The average rate of change of f(x) on [a, b] is (f(b) - f(a))/(b - a), which is the slope of the secant line through (a, f(a)) and (b, f(b)). This is a generalization of "rise over run" to any function. As the interval shrinks (b approaches a), the secant line approaches the tangent line, and the average rate of change approaches the instantaneous rate of change. This idea is the conceptual gateway to the derivative.
Compute average rates of change for various functions and intervals. Graph the secant lines and observe how they rotate as the interval shrinks. Use the difference quotient (f(a + h) - f(a))/h as preparation for the derivative definition.
From your work with function notation, you know that f(x) is a rule that assigns an output to each input. The average rate of change asks: how fast does the output change relative to the input, over some interval? The formula is (f(b) − f(a)) / (b − a), which you will recognize immediately as "rise over run" from your experience with linear functions. For a line y = mx + c, this formula always returns m, no matter which interval you pick. For a curved function, the result depends on which interval you choose — and that dependence is exactly what makes the concept rich.
Geometrically, (f(b) − f(a)) / (b − a) is the slope of the secant line — the straight line connecting the two points (a, f(a)) and (b, f(b)) on the graph of f. "Secant" comes from Latin for "cutting": the line cuts across the curve. For a parabola f(x) = x², the secant from x = 1 to x = 3 has slope (9 − 1)/(3 − 1) = 4. But the function's "steepness" varies — at x = 1 it rises more slowly than at x = 3. The secant slope of 4 is an average over the interval, not an exact instantaneous rate at any single point.

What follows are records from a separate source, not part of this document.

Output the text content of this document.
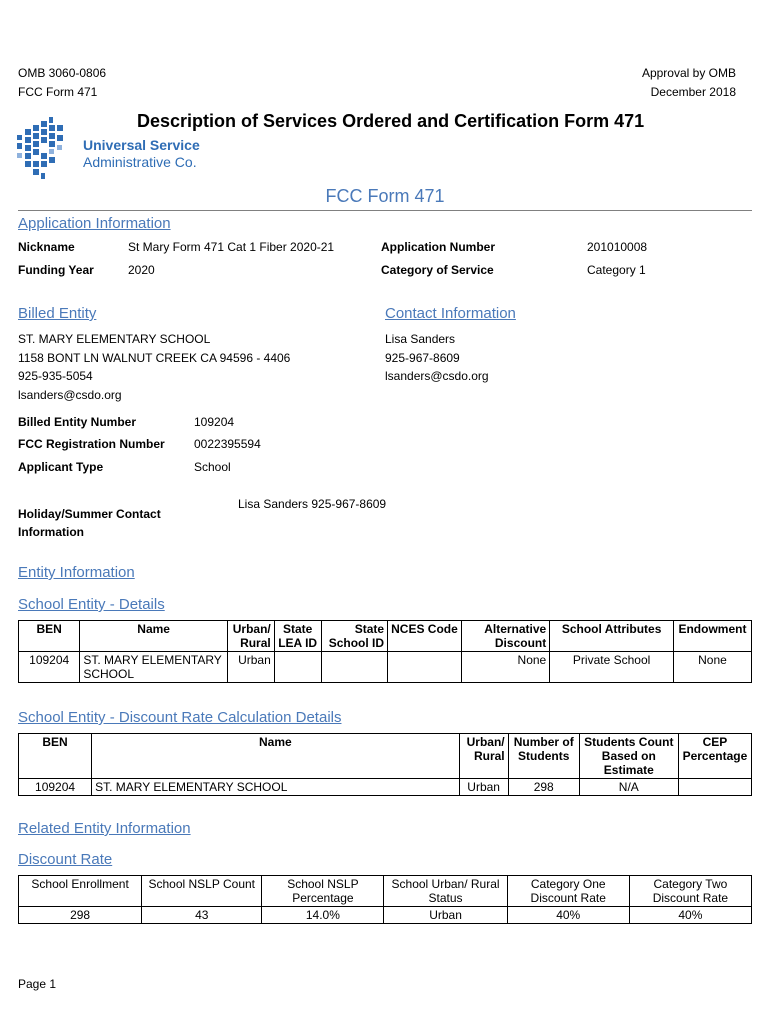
OMB 3060-0806
FCC Form 471
Approval by OMB
December 2018
Universal Service
Administrative Co.
Description of Services Ordered and Certification Form 471
FCC Form 471
Application Information
Nickname	St Mary Form 471 Cat 1 Fiber 2020-21	Application Number	201010008
Funding Year	2020	Category of Service	Category 1
Billed Entity	Contact Information
ST. MARY ELEMENTARY SCHOOL
1158 BONT LN WALNUT CREEK CA 94596 - 4406
925-935-5054
lsanders@csdo.org
Lisa Sanders
925-967-8609
lsanders@csdo.org
Billed Entity Number	109204
FCC Registration Number 0022395594
Applicant Type	School
Holiday/Summer Contact
Information
Lisa Sanders 925-967-8609
Entity Information
School Entity - Details
BEN	Name	Urban/ Rural	State LEA ID	State School ID	NCES Code	Alternative Discount	School Attributes	Endowment
109204	ST. MARY ELEMENTARY SCHOOL	Urban				None	Private School	None
School Entity - Discount Rate Calculation Details
BEN	Name	Urban/ Rural	Number of Students	Students Count Based on Estimate	CEP Percentage
109204	ST. MARY ELEMENTARY SCHOOL	Urban	298	N/A	
Related Entity Information
Discount Rate
School Enrollment	School NSLP Count	School NSLP Percentage	School Urban/ Rural Status	Category One Discount Rate	Category Two Discount Rate
298	43	14.0%	Urban	40%	40%
Page 1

Now imagine squeezing the interval. Keep a = 1 fixed and let b approach 1: compute the secant slope for b = 1.5, then b = 1.1, then b = 1.01. For f(x) = x², the slope is (b² − 1)/(b − 1) = b + 1 (by factoring). As b → 1, this approaches 2. The secant lines rotate toward a single limiting position — the tangent line at x = 1, with slope exactly 2. This limiting process is precisely the definition of the derivative. The average rate of change over [a, b] is the raw ingredient; taking the limit as b → a cooks it into the instantaneous rate of change.
The difference quotient (f(a + h) − f(a)) / h is a rewrite of the same idea with b = a + h. As h → 0, you get the derivative. Practicing with the difference quotient now — simplifying it algebraically for specific functions before taking any limit — is exactly the preparation for calculus. For f(x) = x², you get ((a+h)² − a²)/h = (2ah + h²)/h = 2a + h. As h → 0, this gives 2a: the derivative of x² at any point a. You have already done most of the work of differentiation before calculus officially begins.